Cumpre então decidir
De acordo com o disposto no art. 147º, nº7, do Código de Processo Penal (CPP), um reconhecimento efectuado sem o cumprimento dos requisitos contidos nos demais números do mesmo preceito “não tem valor como meio de prova, concluindo-se daqui que o legislador teve uma clara intenção de consagrar uma proibição de prova, o que não nos autoriza a qualificar, a situação nem como uma inexistência nem como uma nulidade processual em sentido estrito, sob pena de se desvirtuar a essência da previsão.
Tentar reduzir esta previsão a uma simples “invalidade processual” (com a agravante da possibilidade de sanação pelo decurso de determinado prazo), é esquecer a necessidade de consolidar, precisamente, estes casos de adequada separação de conceitos, entre as nulidades processuais stricto sensu e as proibições de prova, separação conceptual que o legislador quis consagrar, designadamente no art. 118º nº3 do CPP (cf. João Conde Correia, Contributo para a análise da inexistência e das nulidades processuais penais”, Coimbra: Coimbra Editora, 1999, p. 160, nota 367).
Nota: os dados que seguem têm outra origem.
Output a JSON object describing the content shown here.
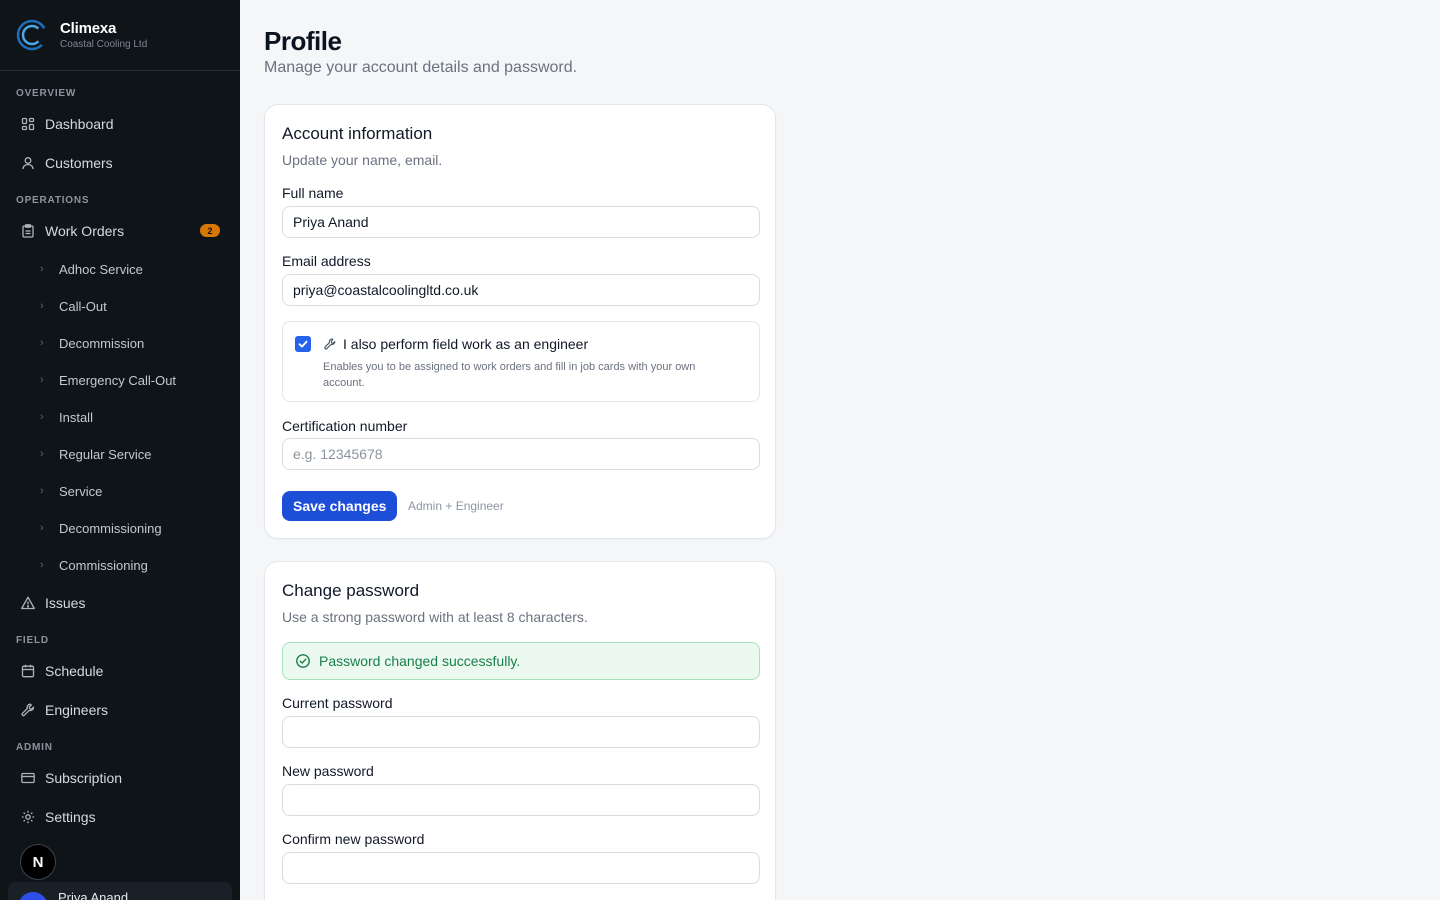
{
  "brand": {
    "name": "Climexa",
    "company": "Coastal Cooling Ltd"
  },
  "nav": {
    "overview_label": "OVERVIEW",
    "dashboard": "Dashboard",
    "customers": "Customers",
    "operations_label": "OPERATIONS",
    "work_orders": "Work Orders",
    "work_orders_badge": "2",
    "work_order_types": [
      "Adhoc Service",
      "Call-Out",
      "Decommission",
      "Emergency Call-Out",
      "Install",
      "Regular Service",
      "Service",
      "Decommissioning",
      "Commissioning"
    ],
    "issues": "Issues",
    "field_label": "FIELD",
    "schedule": "Schedule",
    "engineers": "Engineers",
    "admin_label": "ADMIN",
    "subscription": "Subscription",
    "settings": "Settings",
    "n_button": "N"
  },
  "user": {
    "name": "Priya Anand"
  },
  "page": {
    "title": "Profile",
    "subtitle": "Manage your account details and password."
  },
  "account": {
    "title": "Account information",
    "description": "Update your name, email.",
    "full_name_label": "Full name",
    "full_name_value": "Priya Anand",
    "email_label": "Email address",
    "email_value": "priya@coastalcoolingltd.co.uk",
    "engineer_checkbox_label": "I also perform field work as an engineer",
    "engineer_checkbox_checked": true,
    "engineer_checkbox_desc": "Enables you to be assigned to work orders and fill in job cards with your own account.",
    "cert_label": "Certification number",
    "cert_placeholder": "e.g. 12345678",
    "save_label": "Save changes",
    "role_note": "Admin + Engineer"
  },
  "password": {
    "title": "Change password",
    "description": "Use a strong password with at least 8 characters.",
    "success_message": "Password changed successfully.",
    "current_label": "Current password",
    "new_label": "New password",
    "confirm_label": "Confirm new password"
  },
  "colors": {
    "accent": "#1d4ed8",
    "sidebar_bg": "#0f1419",
    "success": "#18804a",
    "badge": "#d97706"
  }
}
Partindo daqui e admitindo que o legislador processual penal, entendeu desnecessária uma previsão própria reguladora do regime das proibições de prova, será o regime do art. 122º o adequado à sua regulação. Não só porque único na economia do Código, como também pela íntima relação que o legislador estabelece com o regime das nulidades naquele artigo 118/3. Caso o legislador tivesse optado pela regulação específica do regime das invalidades e ineficácias da matéria relativa à prova (proibições de produção e proibições de valoração), o n.º 3 do art. 118º seria inútil.
Assim, chamar-lhe proibição de prova ou nulidade relativa à prova será mera questão terminológica, face à íntima conexão dos dois regimes e à profusão de casos em que o termo “nulidade” se refere a uma efectiva e própria proibição de prova. Mas nunca uma nulidade processual em sentido estrito. É a capacidade probatória do acto o que está em causa, não a sanidade processual do mesmo acto.
Ora, não é isto que ocorre com o reconhecimento em que não tenham sido observadas as formalidades dos n.ºs 1 a 6 do art. 147º. Nesta sede, o legislador previu a sanção e, como se concluiu no Ac. da RC de 5.05.2010 (processo n.º 486/07.2GAMLD in www.dgsi.pt), fê-lo da forma mais adequada possível: a incapacidade de o reconhecimento ser apto a cumprir a sua função de meio de prova. E não assume, por outro lado, a virtualidade de impedir a formação de caso julgado.
Não há, pois, qualquer dúvida sobre a proibição de exame, em audiência de julgamento, de um concreto reconhecimento deficientemente realizado em inquérito ou instrução – proibição de produção de prova – e sobre a proibição da sua valoração na decisão. A equiparação dessa proibição às nulidades é, igualmente, um dado adquirido. A ser assim, melhor seria afirmar que se trata de uma proibição de prova sujeita ao regime das nulidades insanáveis.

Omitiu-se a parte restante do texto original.